1. türk olanların yaptığı eylem, bayrağı sevmeyenler ise bu duruma isyan eder.
    trabzon,fenerbahçe,beşiktaş,galatasaray
    hepsi avrupa'da bizim takımımızdır...
  2. maalesef avrupa kupalarında ingiltere, ispanya, almanya, italya gibi ülkelerin katılım sayılarına ulaşamadığımızdan ve giden takımlarımızdan da üst turlara çıkmayı genelde yalnızca bir tanesinin başarabilmesi bu heyecanı yaşayabilmemiz için bizi böyle bir duruma sevk ediyor. fakat bu bir zorunluluk değildir, kendi ülkenden olan bir takımla birlikte futboldan zevk alma meselesidir.
  3. yok böyle bir zorunluluk. başka bir ülkede bunun konusunun dahi olduğunu da sanmıyorum. henüz uefa liginde liverpool'u tutan bir arsenallıya da rastlamadım.

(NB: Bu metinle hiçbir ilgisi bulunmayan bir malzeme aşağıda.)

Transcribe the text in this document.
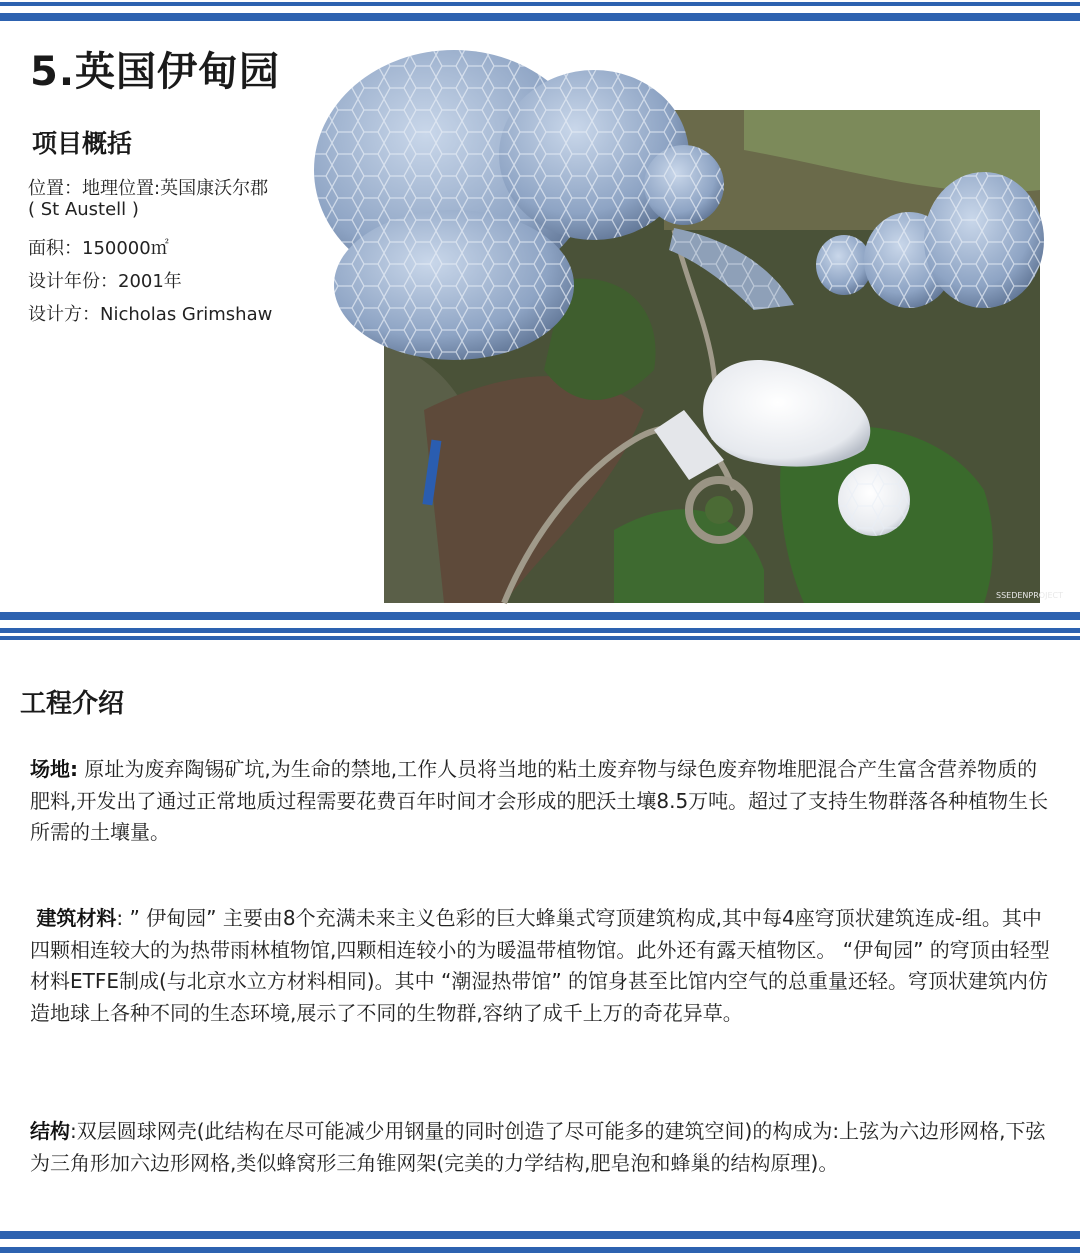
5.英国伊甸园
项目概括
位置：地理位置:英国康沃尔郡
( St Austell )
面积：150000㎡
设计年份：2001年
设计方：Nicholas Grimshaw
SSEDENPROJECT
工程介绍
场地: 原址为废弃陶锡矿坑,为生命的禁地,工作人员将当地的粘土废弃物与绿色废弃物堆肥混合产生富含营养物质的肥料,开发出了通过正常地质过程需要花费百年时间才会形成的肥沃土壤8.5万吨。超过了支持生物群落各种植物生长所需的土壤量。
建筑材料: ” 伊甸园” 主要由8个充满未来主义色彩的巨大蜂巢式穹顶建筑构成,其中每4座穹顶状建筑连成-组。其中四颗相连较大的为热带雨林植物馆,四颗相连较小的为暖温带植物馆。此外还有露天植物区。 “伊甸园” 的穹顶由轻型材料ETFE制成(与北京水立方材料相同)。其中 “潮湿热带馆” 的馆身甚至比馆内空气的总重量还轻。穹顶状建筑内仿造地球上各种不同的生态环境,展示了不同的生物群,容纳了成千上万的奇花异草。
结构:双层圆球网壳(此结构在尽可能减少用钢量的同时创造了尽可能多的建筑空间)的构成为:上弦为六边形网格,下弦为三角形加六边形网格,类似蜂窝形三角锥网架(完美的力学结构,肥皂泡和蜂巢的结构原理)。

  4. kimin ne yaptığı umrumda olmadan desteklemediğim düşünce. ligde 4 senede 3 kere şampiyon olmuş, 4 senede 3 kere şampiyonlar ligi gruplarından çıkmış, bir sefer çeyrek final görmüş takıma bu sene kötü oynuyor diye "anadolu takımı ehe ehe" diyerek küçümsemeye çalışan avrupa özürlüleri maazallah yarın bir gün yanlışlıkla avrupa'da bir başarı yakalayacak olsalar kendilerini adeta bir real madrid zannedecekler. aklı başında taraftara sözümüz yok ama bazı denyolar için katiyen kendi takımım haricinde hiçbir takımı avrupa'da desteklemem.

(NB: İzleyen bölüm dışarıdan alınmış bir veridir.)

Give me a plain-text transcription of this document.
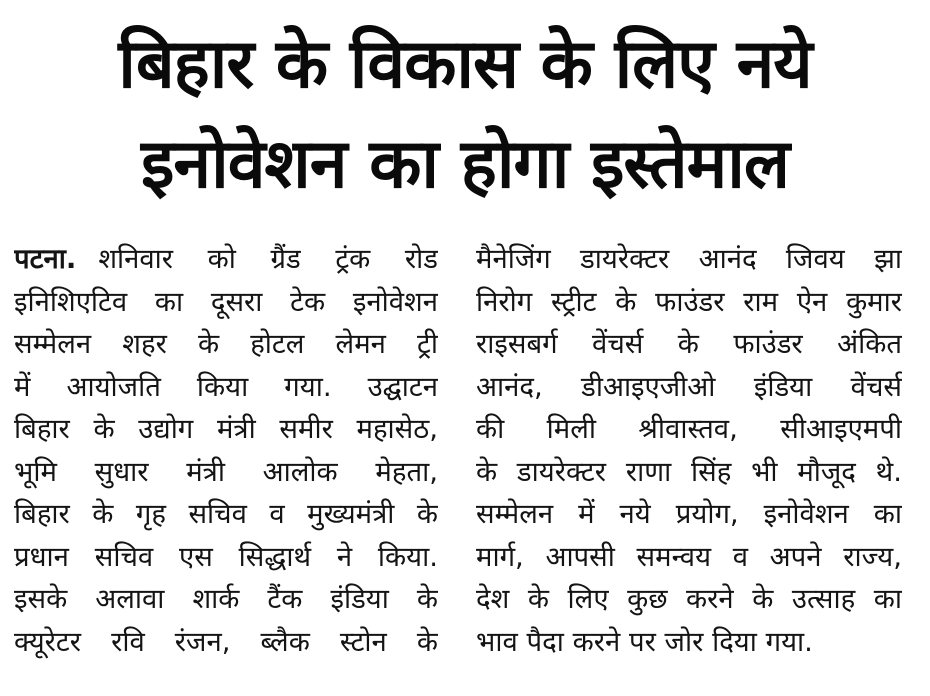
बिहार के विकास के लिए नये
इनोवेशन का होगा इस्तेमाल
पटना. शनिवार को ग्रैंड ट्रंक रोड
इनिशिएटिव का दूसरा टेक इनोवेशन
सम्मेलन शहर के होटल लेमन ट्री
में आयोजति किया गया. उद्घाटन
बिहार के उद्योग मंत्री समीर महासेठ,
भूमि सुधार मंत्री आलोक मेहता,
बिहार के गृह सचिव व मुख्यमंत्री के
प्रधान सचिव एस सिद्धार्थ ने किया.
इसके अलावा शार्क टैंक इंडिया के
क्यूरेटर रवि रंजन, ब्लैक स्टोन के
मैनेजिंग डायरेक्टर आनंद जिवय झा
निरोग स्ट्रीट के फाउंडर राम ऐन कुमार
राइसबर्ग वेंचर्स के फाउंडर अंकित
आनंद, डीआइएजीओ इंडिया वेंचर्स
की मिली श्रीवास्तव, सीआइएमपी
के डायरेक्टर राणा सिंह भी मौजूद थे.
सम्मेलन में नये प्रयोग, इनोवेशन का
मार्ग, आपसी समन्वय व अपने राज्य,
देश के लिए कुछ करने के उत्साह का
भाव पैदा करने पर जोर दिया गया.
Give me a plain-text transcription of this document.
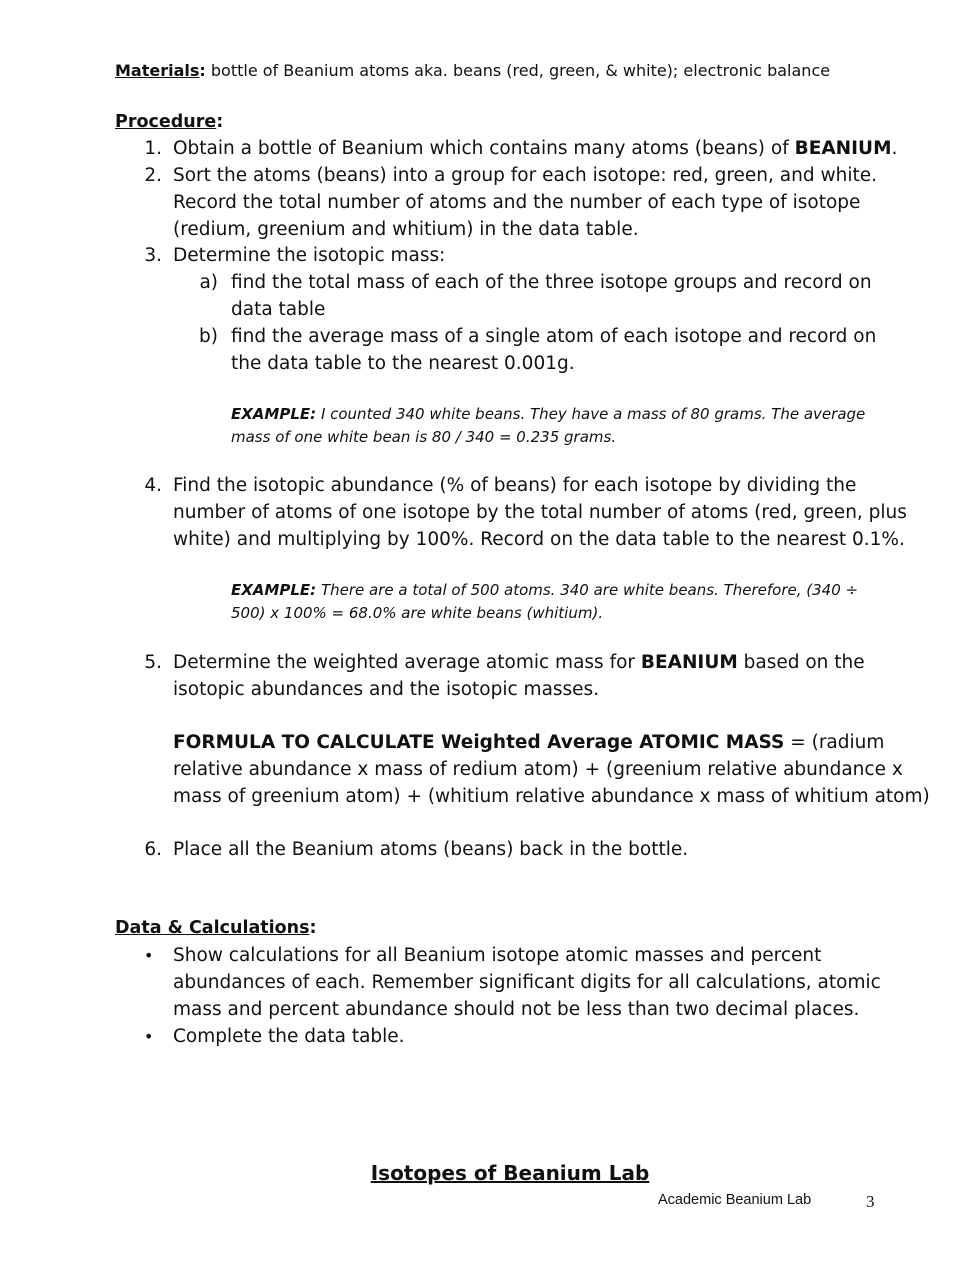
Materials: bottle of Beanium atoms aka. beans (red, green, & white); electronic balance
Procedure:
1. Obtain a bottle of Beanium which contains many atoms (beans) of BEANIUM.
2. Sort the atoms (beans) into a group for each isotope: red, green, and white.
Record the total number of atoms and the number of each type of isotope
(redium, greenium and whitium) in the data table.
3. Determine the isotopic mass:
a) find the total mass of each of the three isotope groups and record on
data table
b) find the average mass of a single atom of each isotope and record on
the data table to the nearest 0.001g.
EXAMPLE: I counted 340 white beans. They have a mass of 80 grams. The average
mass of one white bean is 80 / 340 = 0.235 grams.
4. Find the isotopic abundance (% of beans) for each isotope by dividing the
number of atoms of one isotope by the total number of atoms (red, green, plus
white) and multiplying by 100%. Record on the data table to the nearest 0.1%.
EXAMPLE: There are a total of 500 atoms. 340 are white beans. Therefore, (340 ÷
500) x 100% = 68.0% are white beans (whitium).
5. Determine the weighted average atomic mass for BEANIUM based on the
isotopic abundances and the isotopic masses.
FORMULA TO CALCULATE Weighted Average ATOMIC MASS = (radium
relative abundance x mass of redium atom) + (greenium relative abundance x
mass of greenium atom) + (whitium relative abundance x mass of whitium atom)
6. Place all the Beanium atoms (beans) back in the bottle.
Data & Calculations:
• Show calculations for all Beanium isotope atomic masses and percent
abundances of each. Remember significant digits for all calculations, atomic
mass and percent abundance should not be less than two decimal places.
• Complete the data table.
Isotopes of Beanium Lab
Academic Beanium Lab	3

  5. zorunluluktan ziyade yakışanı budur diye düşündüğüm durum. içeride istediğin kadar sevme, hatta özellikle futbolumuzun ileri gitmesinin önünde ki tek engel olarak gör, yapılan sığ tartışmaların tek sebebi olarak gör, hatta bil ki çoğu senin takımını avrupa'da desteklemiyor, ama dışarıda yapılan maçların büyüklük bizde kalsın tadında tuttuğun takımmış gibi izlemek yakışır kimilerine. sonra dersin ki işte fark var.